****************************	
**# A. Merge other datasets
****************************
* SIC87 dataset
use "processing/SIC87_Final_Dataset.dta", clear	
keep if year >= 1970 & year <= 1988

* Routineness
mmerge sic using "processing/sic_routineness", type(n:1)
	* m=2: 60 sic inds in our rti data that not in sic dataset
	*      459 sic inds in rti data. 399 inds in our sic dataset.
assert _m!=1
drop if _m == 2
drop _m

* MFA shares
mmerge sic using "processing/mfa_sic_shares", type(n:1)
	* m=2: 65 sic inds in our mfa data that not in sic dataset, but only 5 sic manuf inds
	*      464 sic inds in mfa data. 399 inds in our sic dataset.
assert _m!=1
drop if _m == 2
drop _m

* Foreign tariff changes
mmerge sic using "processing/other_tariff_changes", type(n:1)		
	* m=1: 4 unique sic inds in sic data for which we don't have export tariff data
	* m=2: 48 sic inds in export tariff data that not in our sic dataset
	*      440 sic inds in export tariff data. 399 inds in our sic dataset.
unique sic if _m==1
drop if _m == 2
drop _merge

* Women's emp shares
mmerge sic using "processing/sic_women_shares", type(n:1)
assert _m==3
drop _m

* Price growth
merge m:1 sic using "processing/sic_price_growth"
assert _m == 3
drop _m

* Automation
merge m:1 sic using "raw/automation_sic_1947_1978", nogen keep(1 3)
rename automation automation78
sum automation78 if year==1979 , d
loc med_auto78=r(p50)
di `med_auto78'
count if automation78>=`med_auto78' & year==1979 
count if year==1979
gen automation=(automation78>=`med_auto78')
tab automation

	
	
****************************************
**# B. Data for different time horizons
****************************************
xtset sic year

replace ave_iv_swiss = ln(1+ave_iv_swiss)
replace ave_ols = ln(1+tariffs/imports)
replace ave_swiss  = ln(1+ave_swiss)
replace ave_iv_upstream_impwt = ln(1+ave_iv_upstream_impwt)
replace ave_ols_upstream_impwt = ln(1+ave_ols_upstream_impwt)

forvalues window = 1/9 {

gen ave_iv_ch`window' = (f`window'.ave_iv_swiss - ave_iv_swiss)
gen ave_iv_up_ch`window' = (f`window'.ave_iv_upstream_impwt - ave_iv_upstream_impwt)

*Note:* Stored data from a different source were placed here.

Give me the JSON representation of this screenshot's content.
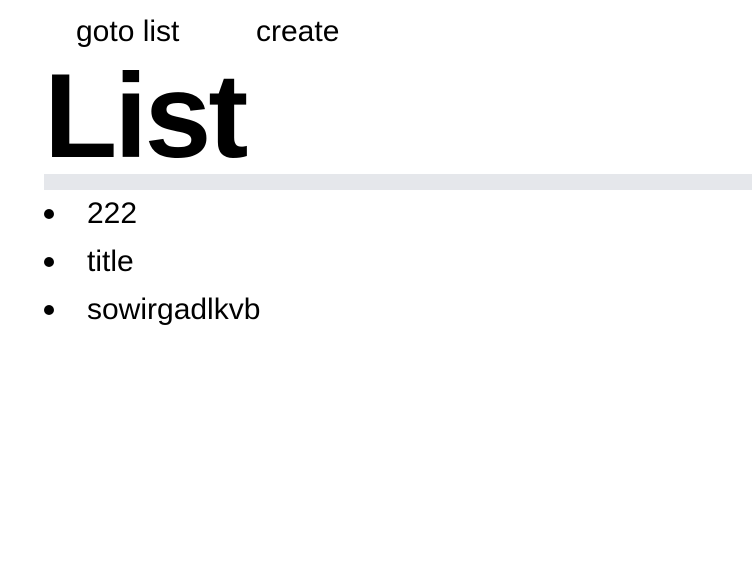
{
  "nav": {
    "links": [
      {
        "label": "goto list"
      },
      {
        "label": "create"
      }
    ]
  },
  "page": {
    "title": "List"
  },
  "list": {
    "items": [
      {
        "label": "222"
      },
      {
        "label": "title"
      },
      {
        "label": "sowirgadlkvb"
      }
    ]
  }
}
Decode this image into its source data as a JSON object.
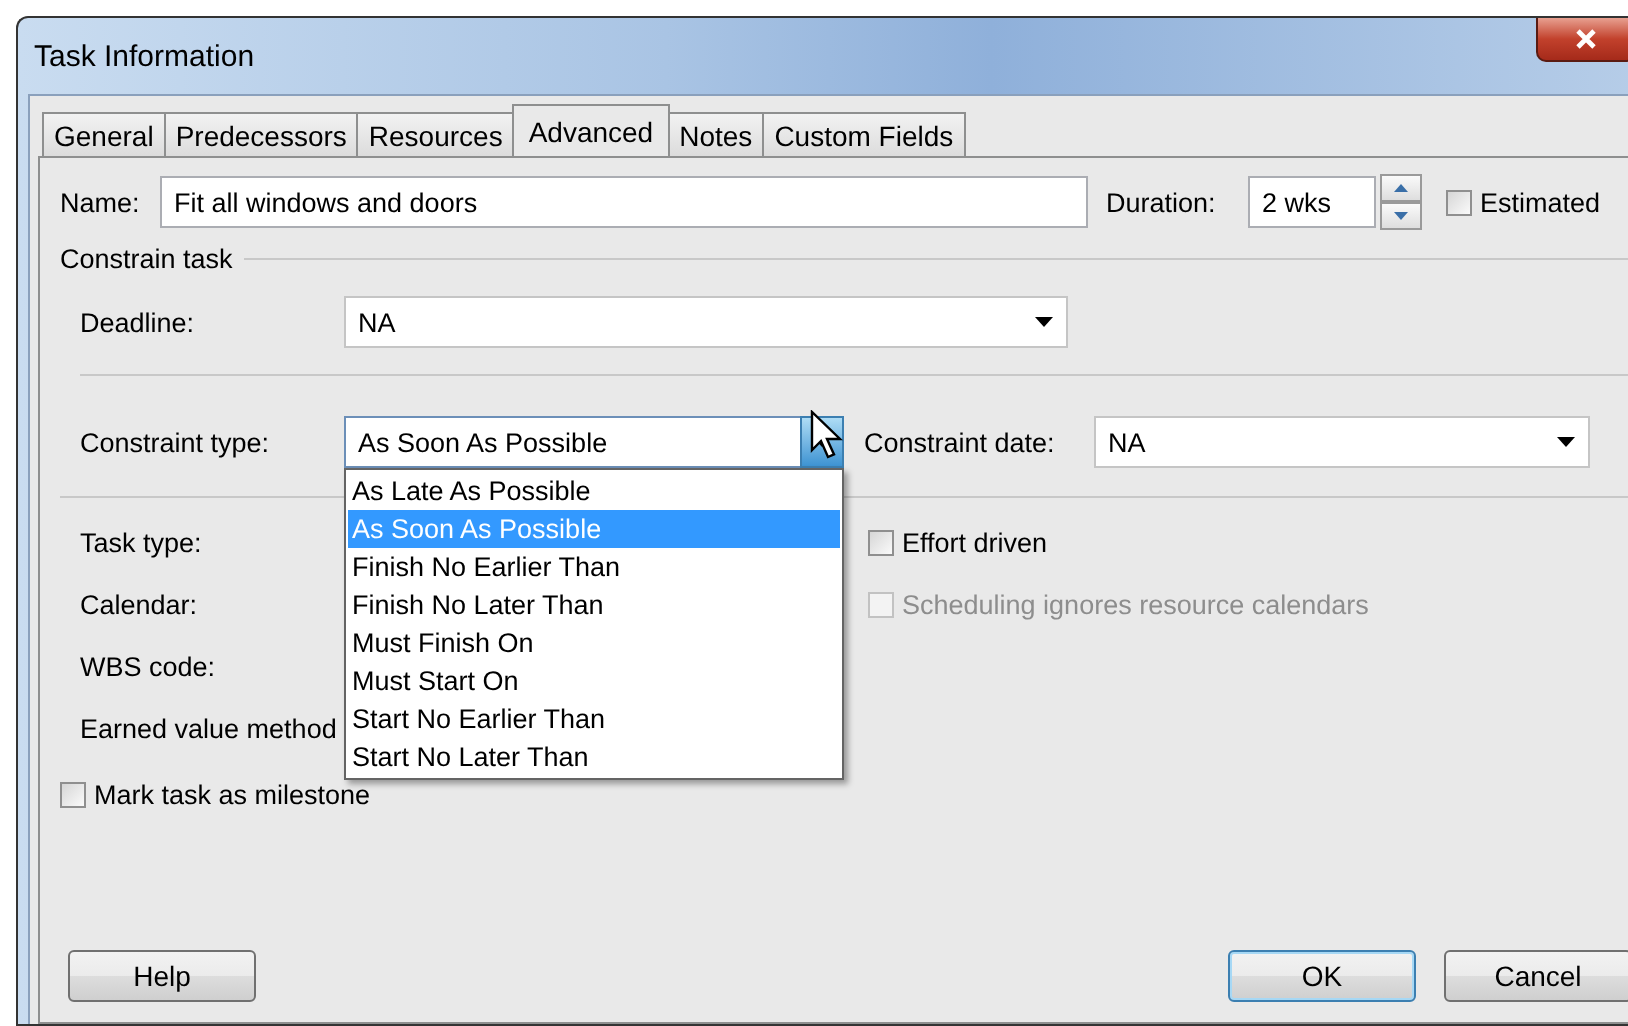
{
  "window": {
    "title": "Task Information"
  },
  "tabs": [
    {
      "label": "General",
      "selected": false
    },
    {
      "label": "Predecessors",
      "selected": false
    },
    {
      "label": "Resources",
      "selected": false
    },
    {
      "label": "Advanced",
      "selected": true
    },
    {
      "label": "Notes",
      "selected": false
    },
    {
      "label": "Custom Fields",
      "selected": false
    }
  ],
  "name": {
    "label": "Name:",
    "value": "Fit all windows and doors"
  },
  "duration": {
    "label": "Duration:",
    "value": "2 wks"
  },
  "estimated": {
    "label": "Estimated",
    "checked": false
  },
  "constrain_task": {
    "title": "Constrain task"
  },
  "deadline": {
    "label": "Deadline:",
    "value": "NA"
  },
  "constraint_type": {
    "label": "Constraint type:",
    "value": "As Soon As Possible",
    "expanded": true,
    "options": [
      {
        "label": "As Late As Possible",
        "selected": false
      },
      {
        "label": "As Soon As Possible",
        "selected": true
      },
      {
        "label": "Finish No Earlier Than",
        "selected": false
      },
      {
        "label": "Finish No Later Than",
        "selected": false
      },
      {
        "label": "Must Finish On",
        "selected": false
      },
      {
        "label": "Must Start On",
        "selected": false
      },
      {
        "label": "Start No Earlier Than",
        "selected": false
      },
      {
        "label": "Start No Later Than",
        "selected": false
      }
    ]
  },
  "constraint_date": {
    "label": "Constraint date:",
    "value": "NA"
  },
  "task_type": {
    "label": "Task type:"
  },
  "calendar": {
    "label": "Calendar:"
  },
  "wbs_code": {
    "label": "WBS code:"
  },
  "earned_value_method": {
    "label": "Earned value method"
  },
  "effort_driven": {
    "label": "Effort driven",
    "checked": false,
    "disabled": false
  },
  "scheduling_ignores": {
    "label": "Scheduling ignores resource calendars",
    "checked": false,
    "disabled": true
  },
  "milestone": {
    "label": "Mark task as milestone",
    "checked": false
  },
  "buttons": {
    "help": "Help",
    "ok": "OK",
    "cancel": "Cancel"
  }
}
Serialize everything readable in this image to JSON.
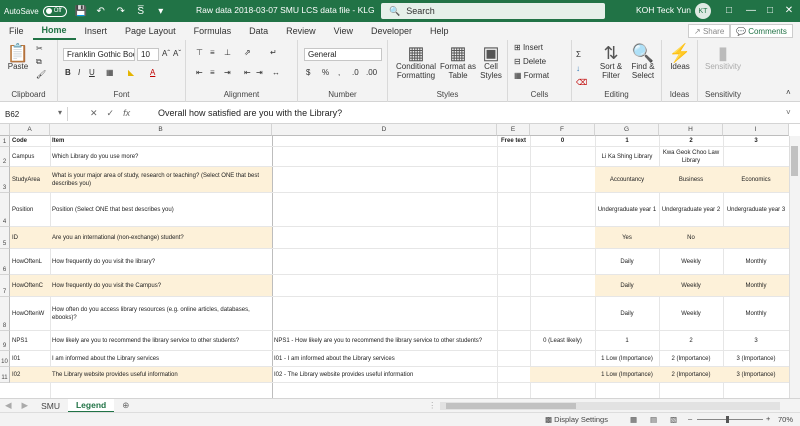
{
  "titlebar": {
    "autosave_label": "AutoSave",
    "autosave_state": "Off",
    "doc_title": "Raw data 2018-03-07 SMU LCS data file  -  KLG",
    "search_placeholder": "Search",
    "user_name": "KOH Teck Yun",
    "user_initials": "KT"
  },
  "menu": {
    "items": [
      "File",
      "Home",
      "Insert",
      "Page Layout",
      "Formulas",
      "Data",
      "Review",
      "View",
      "Developer",
      "Help"
    ],
    "active": "Home",
    "share": "Share",
    "comments": "Comments"
  },
  "ribbon": {
    "clipboard": {
      "paste": "Paste",
      "label": "Clipboard"
    },
    "font": {
      "family": "Franklin Gothic Boo",
      "size": "10",
      "label": "Font"
    },
    "alignment": {
      "label": "Alignment"
    },
    "number": {
      "format": "General",
      "label": "Number"
    },
    "styles": {
      "conditional": "Conditional",
      "conditional2": "Formatting",
      "format_as": "Format as",
      "format_as2": "Table",
      "cell": "Cell",
      "cell2": "Styles",
      "label": "Styles"
    },
    "cells": {
      "insert": "Insert",
      "delete": "Delete",
      "format": "Format",
      "label": "Cells"
    },
    "editing": {
      "sort": "Sort &",
      "sort2": "Filter",
      "find": "Find &",
      "find2": "Select",
      "label": "Editing"
    },
    "ideas": {
      "btn": "Ideas",
      "label": "Ideas"
    },
    "sensitivity": {
      "btn": "Sensitivity",
      "label": "Sensitivity"
    }
  },
  "formula_bar": {
    "name_box": "B62",
    "formula": "Overall how satisfied are you with the Library?"
  },
  "grid": {
    "columns": [
      "A",
      "B",
      "D",
      "E",
      "F",
      "G",
      "H",
      "I"
    ],
    "header_row": {
      "a": "Code",
      "b": "Item",
      "e": "Free text",
      "f": "0",
      "g": "1",
      "h": "2",
      "i": "3"
    },
    "rows": [
      {
        "num": "2",
        "a": "Campus",
        "b": "Which Library do you use more?",
        "d": "",
        "f": "",
        "g": "Li Ka Shing Library",
        "h": "Kwa Geok Choo Law Library",
        "i": ""
      },
      {
        "num": "3",
        "a": "StudyArea",
        "b": "What is your major area of study, research or teaching? (Select ONE that best describes you)",
        "d": "",
        "f": "",
        "g": "Accountancy",
        "h": "Business",
        "i": "Economics"
      },
      {
        "num": "4",
        "a": "Position",
        "b": "Position (Select ONE that best describes you)",
        "d": "",
        "f": "",
        "g": "Undergraduate year 1",
        "h": "Undergraduate year 2",
        "i": "Undergraduate year 3"
      },
      {
        "num": "5",
        "a": "ID",
        "b": "Are you an international (non-exchange) student?",
        "d": "",
        "f": "",
        "g": "Yes",
        "h": "No",
        "i": ""
      },
      {
        "num": "6",
        "a": "HowOftenL",
        "b": "How frequently do you visit the library?",
        "d": "",
        "f": "",
        "g": "Daily",
        "h": "Weekly",
        "i": "Monthly"
      },
      {
        "num": "7",
        "a": "HowOftenC",
        "b": "How frequently do you visit the Campus?",
        "d": "",
        "f": "",
        "g": "Daily",
        "h": "Weekly",
        "i": "Monthly"
      },
      {
        "num": "8",
        "a": "HowOftenW",
        "b": "How often do you access library resources (e.g. online articles, databases, ebooks)?",
        "d": "",
        "f": "",
        "g": "Daily",
        "h": "Weekly",
        "i": "Monthly"
      },
      {
        "num": "9",
        "a": "NPS1",
        "b": "How likely are you to recommend the library service to other students?",
        "d": "NPS1 - How likely are you to recommend the library service to other students?",
        "f": "0 (Least likely)",
        "g": "1",
        "h": "2",
        "i": "3"
      },
      {
        "num": "10",
        "a": "I01",
        "b": "I am informed about the Library services",
        "d": "I01 - I am informed about the Library services",
        "f": "",
        "g": "1 Low (Importance)",
        "h": "2 (Importance)",
        "i": "3 (Importance)"
      },
      {
        "num": "11",
        "a": "I02",
        "b": "The Library website provides useful information",
        "d": "I02 - The Library website provides useful information",
        "f": "",
        "g": "1 Low (Importance)",
        "h": "2 (Importance)",
        "i": "3 (Importance)"
      }
    ]
  },
  "sheet_tabs": {
    "tabs": [
      "SMU",
      "Legend"
    ],
    "active": "Legend"
  },
  "status": {
    "display_settings": "Display Settings",
    "zoom": "70%"
  }
}
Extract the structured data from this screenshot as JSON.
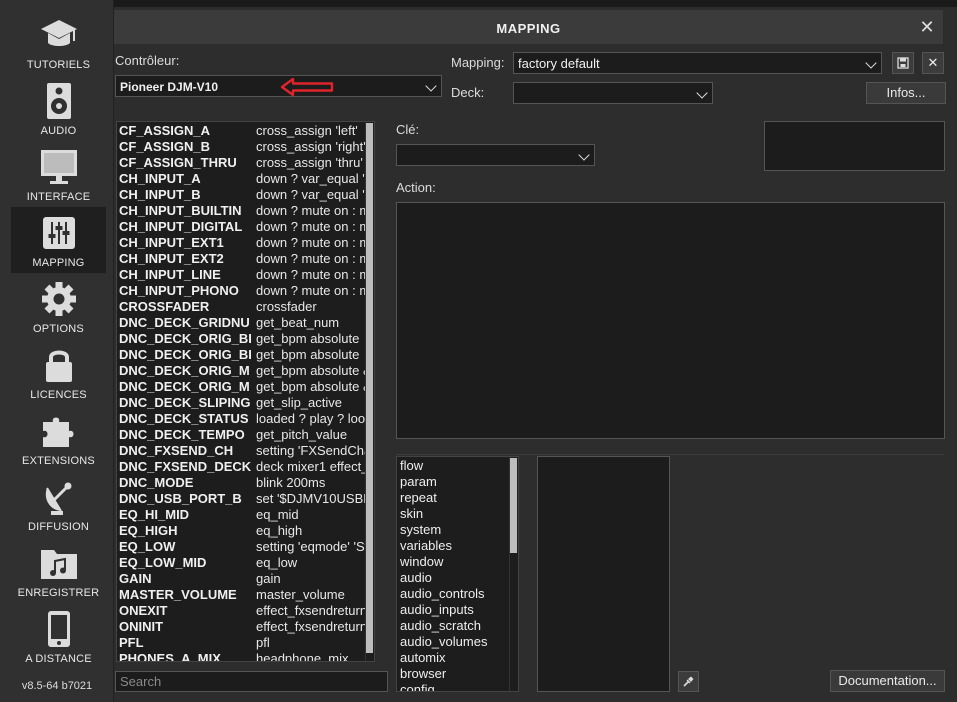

gen ave_ols_ch`window' = (f`window'.ave_ols - ave_ols)
gen ave_ols_up_ch`window' = (f`window'.ave_ols_upstream_impwt - ave_ols_upstream_impwt)
gen ave_swiss_ch`window' = (f`window'.ave_swiss- ave_swiss)

foreach outcome in ln_imp ln_exp ln_imp_pen ln_exp_ship imp_pen mat_ship ln_mat_ship	ln_skill_pay_diff ln_skill_emp_diff ln_wsp  exp_ship pay_ship ln_pay_ship ln_shipment {	

		gen `outcome'_ch_`window' = f`window'.`outcome' - `outcome' 		
	}
}


*The instrument is the same over 8- and 9-year windows since phase-in is
*complete by 1987
replace ave_iv_ch9 = ave_iv_ch8
replace ave_iv_up_ch9 = ave_iv_up_ch8
replace ave_swiss_ch9 = ave_swiss_ch8 

*Import and Export Data begin in 1972, so using 7-year changes for lags 
foreach outcome in  ln_imp ln_exp ln_imp_pen imp_pen ln_exp_ship exp_ship  pay_ship ln_pay_ship ln_shipment mat_ship ln_mat_ship  ln_skill_pay_diff ln_skill_emp_diff ln_wsp  {
gen lag_`outcome'_ch = l7.`outcome'_ch_7*(9/7)
	* making them 9 year equivalents so our lagged tables are similarly interpretable 
gen `outcome'_ch  =  `outcome'_ch_9 
}
gen lag_ave_ols_ch = ave_ols - l7.ave_ols
gen lag_invest_change = ln_invest_78-ln_invest_70
gen lag_mat_ship_change = ln_mat_ship - ln_mat_ship_70
gen lag_invest_def_ch  = ln_invest_def_78 - ln_invest_def_70
replace sts = 0 if sts==.	


egen exp79 = max(exp(ln_exp)*(year==1979)), by(sic)
gen sts_temp = sts*(year==1972)
drop sts
egen sts = max(sts_temp), by(sic)
drop sts_temp

gen sts_temp = sts*(year==1979)
egen sts79 = max(sts_temp), by(sic)
assert sts79!=.
drop sts_temp
gen ave79 = ave_ols*(year==1979)
egen ave_m79 = max((ave79)/(1+ave79)), by(sic)
gen rho = sts79*ave_m79

gen se = .
gen beta = .
gen ub01 = .
gen lb01 = .
gen ub05 = .
gen lb05 = .
gen ub10 = .
gen lb10 = .


label var ave_ols_ch9 "\$ \Delta \ln\left(1+AVE_{i}\right)  \$"
label var ave_ols_up_ch9 "\$ \Delta  \ln\left(1+AVE_{i}^{Up}\right)  \$"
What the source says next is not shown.